Why You Should Trust Us
Our sleep specialists test mattresses with varying price-points to compare very economical models with luxury-oriented designs. We can therefore attest that not every top-performing mattress comes with a premium price tag.
We assess models based on strict product testing methodology across categories like pressure relief, temperature control, and durability. After stacking these and other performance features against relative cost, we came up with a curated list of the best mattresses under $1,000 that takes into account all types of sleep styles and body sizes.

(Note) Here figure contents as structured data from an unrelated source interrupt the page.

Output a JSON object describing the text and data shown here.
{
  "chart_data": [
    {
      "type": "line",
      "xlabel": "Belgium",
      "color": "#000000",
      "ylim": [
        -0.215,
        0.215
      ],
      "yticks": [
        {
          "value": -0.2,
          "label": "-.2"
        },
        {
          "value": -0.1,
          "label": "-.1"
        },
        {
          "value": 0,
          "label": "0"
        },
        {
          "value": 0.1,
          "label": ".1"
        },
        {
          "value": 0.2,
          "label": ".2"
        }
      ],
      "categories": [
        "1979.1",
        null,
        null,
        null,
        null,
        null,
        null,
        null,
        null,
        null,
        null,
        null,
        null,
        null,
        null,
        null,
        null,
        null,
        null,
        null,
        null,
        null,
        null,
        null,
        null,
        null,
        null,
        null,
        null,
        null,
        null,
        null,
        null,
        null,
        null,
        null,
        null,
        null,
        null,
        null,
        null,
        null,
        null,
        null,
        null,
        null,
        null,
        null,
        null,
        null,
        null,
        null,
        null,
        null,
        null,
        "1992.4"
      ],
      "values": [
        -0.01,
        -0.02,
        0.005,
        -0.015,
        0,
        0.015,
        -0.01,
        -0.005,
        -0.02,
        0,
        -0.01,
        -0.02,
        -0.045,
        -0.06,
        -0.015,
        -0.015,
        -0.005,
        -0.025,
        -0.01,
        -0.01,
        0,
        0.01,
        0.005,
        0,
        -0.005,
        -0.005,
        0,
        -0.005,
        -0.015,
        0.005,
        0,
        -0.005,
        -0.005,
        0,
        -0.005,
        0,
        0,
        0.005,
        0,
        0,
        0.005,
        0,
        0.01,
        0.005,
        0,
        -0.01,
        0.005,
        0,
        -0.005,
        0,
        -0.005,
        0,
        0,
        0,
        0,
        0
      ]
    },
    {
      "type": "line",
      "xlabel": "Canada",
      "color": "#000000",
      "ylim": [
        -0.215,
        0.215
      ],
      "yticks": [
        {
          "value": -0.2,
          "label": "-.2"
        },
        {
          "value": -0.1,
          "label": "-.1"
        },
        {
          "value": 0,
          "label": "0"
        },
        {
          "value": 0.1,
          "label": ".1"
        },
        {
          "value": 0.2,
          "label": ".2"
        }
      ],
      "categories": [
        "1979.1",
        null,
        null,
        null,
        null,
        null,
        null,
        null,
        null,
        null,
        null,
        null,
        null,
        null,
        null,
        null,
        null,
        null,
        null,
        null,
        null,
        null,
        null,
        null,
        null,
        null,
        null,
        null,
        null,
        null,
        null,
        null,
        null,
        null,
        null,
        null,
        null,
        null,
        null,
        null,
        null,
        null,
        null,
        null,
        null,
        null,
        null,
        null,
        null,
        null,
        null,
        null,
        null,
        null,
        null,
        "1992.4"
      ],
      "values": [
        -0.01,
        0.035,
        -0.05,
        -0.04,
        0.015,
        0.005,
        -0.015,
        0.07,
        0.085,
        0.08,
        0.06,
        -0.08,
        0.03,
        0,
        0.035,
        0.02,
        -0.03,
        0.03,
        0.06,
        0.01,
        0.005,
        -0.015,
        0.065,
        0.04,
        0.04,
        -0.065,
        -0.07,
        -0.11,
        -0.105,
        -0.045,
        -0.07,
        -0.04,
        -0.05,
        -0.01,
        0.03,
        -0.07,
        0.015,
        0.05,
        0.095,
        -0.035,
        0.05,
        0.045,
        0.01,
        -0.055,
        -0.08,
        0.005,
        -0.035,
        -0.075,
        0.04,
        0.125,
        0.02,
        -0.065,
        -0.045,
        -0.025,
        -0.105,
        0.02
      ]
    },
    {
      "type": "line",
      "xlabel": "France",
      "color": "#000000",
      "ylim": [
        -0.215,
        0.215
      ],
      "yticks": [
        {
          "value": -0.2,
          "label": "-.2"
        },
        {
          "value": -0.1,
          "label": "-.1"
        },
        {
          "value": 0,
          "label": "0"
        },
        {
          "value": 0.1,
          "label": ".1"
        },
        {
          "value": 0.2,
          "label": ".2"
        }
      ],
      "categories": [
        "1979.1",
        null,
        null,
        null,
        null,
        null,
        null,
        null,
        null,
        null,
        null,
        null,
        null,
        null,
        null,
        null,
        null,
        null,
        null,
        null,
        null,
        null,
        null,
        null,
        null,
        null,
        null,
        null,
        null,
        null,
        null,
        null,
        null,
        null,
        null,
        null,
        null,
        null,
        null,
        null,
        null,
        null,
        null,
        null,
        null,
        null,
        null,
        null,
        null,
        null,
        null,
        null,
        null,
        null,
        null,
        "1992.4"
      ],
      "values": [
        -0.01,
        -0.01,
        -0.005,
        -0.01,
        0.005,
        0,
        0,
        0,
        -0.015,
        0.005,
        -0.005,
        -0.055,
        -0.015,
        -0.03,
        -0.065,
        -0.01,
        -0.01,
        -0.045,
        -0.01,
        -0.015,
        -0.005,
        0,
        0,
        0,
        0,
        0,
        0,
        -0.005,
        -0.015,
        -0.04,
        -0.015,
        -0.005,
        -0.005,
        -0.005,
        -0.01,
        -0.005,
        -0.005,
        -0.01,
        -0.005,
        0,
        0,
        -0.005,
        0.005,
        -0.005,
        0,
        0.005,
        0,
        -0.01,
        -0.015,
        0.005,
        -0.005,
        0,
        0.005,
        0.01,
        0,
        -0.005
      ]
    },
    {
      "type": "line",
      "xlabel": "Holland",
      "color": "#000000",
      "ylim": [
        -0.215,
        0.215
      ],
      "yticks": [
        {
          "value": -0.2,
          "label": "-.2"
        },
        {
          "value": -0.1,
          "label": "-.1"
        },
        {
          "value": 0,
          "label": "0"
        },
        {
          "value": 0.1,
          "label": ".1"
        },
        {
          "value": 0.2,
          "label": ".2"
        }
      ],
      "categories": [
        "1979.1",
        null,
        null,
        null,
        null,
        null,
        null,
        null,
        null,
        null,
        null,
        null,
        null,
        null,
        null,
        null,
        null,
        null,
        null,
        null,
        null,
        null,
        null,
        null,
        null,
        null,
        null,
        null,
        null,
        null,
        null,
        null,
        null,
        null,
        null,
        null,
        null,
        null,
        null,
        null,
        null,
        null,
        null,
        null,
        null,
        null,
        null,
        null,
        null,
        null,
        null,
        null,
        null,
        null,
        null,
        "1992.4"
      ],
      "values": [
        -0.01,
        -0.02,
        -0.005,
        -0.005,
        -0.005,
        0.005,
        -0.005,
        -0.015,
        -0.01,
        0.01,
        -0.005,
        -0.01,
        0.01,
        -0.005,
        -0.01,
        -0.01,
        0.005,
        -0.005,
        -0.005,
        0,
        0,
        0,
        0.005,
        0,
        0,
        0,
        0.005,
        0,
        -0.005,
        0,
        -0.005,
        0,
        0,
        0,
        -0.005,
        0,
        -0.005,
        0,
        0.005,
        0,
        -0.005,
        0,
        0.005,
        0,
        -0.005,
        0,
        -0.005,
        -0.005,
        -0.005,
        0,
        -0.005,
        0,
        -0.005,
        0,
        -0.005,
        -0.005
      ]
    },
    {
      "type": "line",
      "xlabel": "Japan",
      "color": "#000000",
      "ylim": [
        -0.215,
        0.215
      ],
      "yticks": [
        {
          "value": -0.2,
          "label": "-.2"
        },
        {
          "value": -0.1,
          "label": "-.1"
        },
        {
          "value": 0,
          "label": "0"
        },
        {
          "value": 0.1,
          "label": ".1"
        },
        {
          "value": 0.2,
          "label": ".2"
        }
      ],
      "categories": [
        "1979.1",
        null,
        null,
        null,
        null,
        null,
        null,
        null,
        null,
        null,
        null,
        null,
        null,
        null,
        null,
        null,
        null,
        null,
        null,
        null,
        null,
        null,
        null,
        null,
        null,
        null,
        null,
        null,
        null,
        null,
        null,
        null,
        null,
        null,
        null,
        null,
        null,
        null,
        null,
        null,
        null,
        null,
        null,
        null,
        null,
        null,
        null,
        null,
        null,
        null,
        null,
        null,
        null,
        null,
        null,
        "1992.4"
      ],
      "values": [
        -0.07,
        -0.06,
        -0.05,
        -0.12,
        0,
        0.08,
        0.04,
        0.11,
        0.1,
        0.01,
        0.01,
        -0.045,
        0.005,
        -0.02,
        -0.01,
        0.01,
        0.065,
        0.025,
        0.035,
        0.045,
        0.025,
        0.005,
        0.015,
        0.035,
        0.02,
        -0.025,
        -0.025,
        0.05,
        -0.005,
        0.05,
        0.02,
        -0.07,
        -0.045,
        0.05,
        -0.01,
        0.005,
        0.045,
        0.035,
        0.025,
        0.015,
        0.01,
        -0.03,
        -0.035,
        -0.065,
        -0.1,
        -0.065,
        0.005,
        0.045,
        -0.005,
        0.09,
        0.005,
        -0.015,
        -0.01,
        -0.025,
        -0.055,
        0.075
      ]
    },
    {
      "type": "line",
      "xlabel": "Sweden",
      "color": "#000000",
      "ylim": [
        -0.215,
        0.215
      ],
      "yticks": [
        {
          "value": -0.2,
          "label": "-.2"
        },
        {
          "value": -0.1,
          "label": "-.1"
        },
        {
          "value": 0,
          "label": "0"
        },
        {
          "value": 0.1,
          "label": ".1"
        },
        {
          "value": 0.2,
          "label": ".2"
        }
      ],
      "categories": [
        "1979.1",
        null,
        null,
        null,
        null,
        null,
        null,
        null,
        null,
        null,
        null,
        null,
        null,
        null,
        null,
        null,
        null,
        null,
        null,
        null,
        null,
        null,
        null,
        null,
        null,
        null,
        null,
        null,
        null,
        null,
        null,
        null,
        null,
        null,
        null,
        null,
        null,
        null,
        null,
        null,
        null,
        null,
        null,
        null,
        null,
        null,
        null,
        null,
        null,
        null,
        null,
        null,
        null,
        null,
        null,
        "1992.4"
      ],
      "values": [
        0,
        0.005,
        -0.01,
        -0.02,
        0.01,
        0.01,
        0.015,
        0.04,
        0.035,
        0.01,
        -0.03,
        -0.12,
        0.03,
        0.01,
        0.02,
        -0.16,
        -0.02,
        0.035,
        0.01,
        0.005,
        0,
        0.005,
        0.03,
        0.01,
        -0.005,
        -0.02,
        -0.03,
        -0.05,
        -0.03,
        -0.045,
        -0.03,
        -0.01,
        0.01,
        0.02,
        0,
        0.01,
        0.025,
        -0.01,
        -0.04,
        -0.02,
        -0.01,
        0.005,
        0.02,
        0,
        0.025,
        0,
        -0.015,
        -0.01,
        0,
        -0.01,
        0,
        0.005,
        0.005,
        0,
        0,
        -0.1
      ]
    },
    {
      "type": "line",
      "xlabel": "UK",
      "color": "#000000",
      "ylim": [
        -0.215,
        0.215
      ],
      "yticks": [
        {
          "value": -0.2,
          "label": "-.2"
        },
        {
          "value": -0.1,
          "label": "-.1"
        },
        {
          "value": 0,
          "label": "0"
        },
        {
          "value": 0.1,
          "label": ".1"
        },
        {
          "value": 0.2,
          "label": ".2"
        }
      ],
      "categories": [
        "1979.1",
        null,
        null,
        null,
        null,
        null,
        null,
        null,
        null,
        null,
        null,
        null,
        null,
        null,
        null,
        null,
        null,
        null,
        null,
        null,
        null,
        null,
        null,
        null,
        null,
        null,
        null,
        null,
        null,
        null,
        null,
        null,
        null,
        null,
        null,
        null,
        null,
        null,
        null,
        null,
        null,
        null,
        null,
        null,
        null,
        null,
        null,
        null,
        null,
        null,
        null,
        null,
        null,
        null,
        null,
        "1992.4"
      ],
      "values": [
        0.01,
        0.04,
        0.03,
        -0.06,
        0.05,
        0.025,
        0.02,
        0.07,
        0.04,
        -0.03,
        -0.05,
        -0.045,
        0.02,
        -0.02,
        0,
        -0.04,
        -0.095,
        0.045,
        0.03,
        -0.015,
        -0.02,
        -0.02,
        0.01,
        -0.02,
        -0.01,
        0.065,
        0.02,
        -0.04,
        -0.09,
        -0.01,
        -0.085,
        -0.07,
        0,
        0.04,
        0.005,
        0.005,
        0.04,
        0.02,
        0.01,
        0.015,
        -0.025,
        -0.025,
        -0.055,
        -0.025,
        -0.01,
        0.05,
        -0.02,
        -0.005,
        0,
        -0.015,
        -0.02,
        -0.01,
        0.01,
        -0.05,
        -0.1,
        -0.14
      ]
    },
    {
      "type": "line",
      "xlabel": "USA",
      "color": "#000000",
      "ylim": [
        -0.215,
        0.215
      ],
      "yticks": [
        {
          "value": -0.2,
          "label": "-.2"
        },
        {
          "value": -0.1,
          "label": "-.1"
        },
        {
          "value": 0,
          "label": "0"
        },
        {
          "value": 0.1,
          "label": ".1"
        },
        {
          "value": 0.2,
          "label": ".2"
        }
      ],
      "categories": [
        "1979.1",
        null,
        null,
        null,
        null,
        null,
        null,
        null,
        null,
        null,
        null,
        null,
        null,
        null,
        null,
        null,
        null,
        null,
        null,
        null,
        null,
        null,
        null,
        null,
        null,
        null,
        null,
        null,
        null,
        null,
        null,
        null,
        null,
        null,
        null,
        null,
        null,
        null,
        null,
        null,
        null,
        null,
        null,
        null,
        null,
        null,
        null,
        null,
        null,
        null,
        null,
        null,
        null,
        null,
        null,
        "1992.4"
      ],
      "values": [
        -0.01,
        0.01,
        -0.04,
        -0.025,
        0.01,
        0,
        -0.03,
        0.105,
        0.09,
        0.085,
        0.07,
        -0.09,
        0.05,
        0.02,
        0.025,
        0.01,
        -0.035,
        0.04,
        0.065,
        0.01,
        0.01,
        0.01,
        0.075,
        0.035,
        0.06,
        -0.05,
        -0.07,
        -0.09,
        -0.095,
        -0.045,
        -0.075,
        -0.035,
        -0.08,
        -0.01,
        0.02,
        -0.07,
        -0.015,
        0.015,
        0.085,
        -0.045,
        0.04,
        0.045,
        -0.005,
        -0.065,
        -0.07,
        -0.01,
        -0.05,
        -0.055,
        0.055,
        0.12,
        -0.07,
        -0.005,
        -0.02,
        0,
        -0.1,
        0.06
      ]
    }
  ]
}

How to Choose a Mattress Under $1,000
Higher quality is generally associated with steeper costs, but this isn’t a hard and fast rule. Budget-conscious shoppers can still find outstanding models without breaking the bank. Knowing the relationship between price, construction type, and materials can help you find a bargain without sacrificing quality.
A mattress with a suspiciously low sticker price may be too good to be true. Very low prices often indicate inferior materials or shoddy craftsmanship, which usually means a shorter lifespan. An inexpensive but low-quality model might backfire in the long run, as it will likely wear down at a much faster rate.
Mattress type also plays a role in pricing, since certain materials and construction methods are more costly than others. A simple two-layer foam model is typically less expensive than a complex five-layer hybrid. With that said, every mattress category has its bargain buys.
To get the most comfort and support, we recommend factoring in your sleep style when shopping for a mattress. Most side sleepers do well with a softer model that cushions pressure points on the shoulders and hips. Stomach and back sleepers, on the other hand, generally fare better with a firmer mattress that can support these heavier areas.
What Affects the Price of a Mattress?
Mattress costs may seem random at times, but several factors consistently influence pricing. Size, thickness, and material type all affect sticker price. Purchasing a mattress online tends to be more affordable than shopping at a brick-and-mortar store.
Cost goes up with size, so a king size mattress is a bigger investment than a twin bed. If you’re trying to furnish a guest room on a budget, buying a full size mattress instead of a queen may save you money. Similarly, couples can shave off cost without compromising quality by opting for a queen instead of a king size model.
Mattresses with fewer layers are generally less expensive than more complex designs. Thicker layers also correspond to higher prices. However, we’ve found that thinner comfort or support systems are less likely to withstand the test of time.
Where You Buy the Mattress
The shift to online purchasing in recent years has resulted in dramatically lower prices for shoppers. Brick-and-mortar stores have higher overhead, which often means less competitive pricing than online retailers.
The mattress-in-a-box business model revolutionized the bedding industry. Professional installation generally isn’t necessary, and shipping is commonly free. Online shopping usually offers more discounts, either directly on the mattress company’s website or through other retailers who sell their products.
Quality and Type of Materials
Certain materials are inherently more expensive than others, especially if they use cooling technology or sustainable components. Memory foam and latex models are usually costlier than polyfoam or innerspring mattresses. Traditional innerspring mattresses are much less expensive than hybrids, which generally use more sophisticated coil systems to reduce motion transfer and heat buildup.
Material quality and density also impact price. A thinner mattress made from relatively lightweight foam might be affordable, but it’s unlikely to hold up to normal wear and tear over time. Natural or organic materials are usually more expensive than their synthetic counterparts, especially when it comes to latex.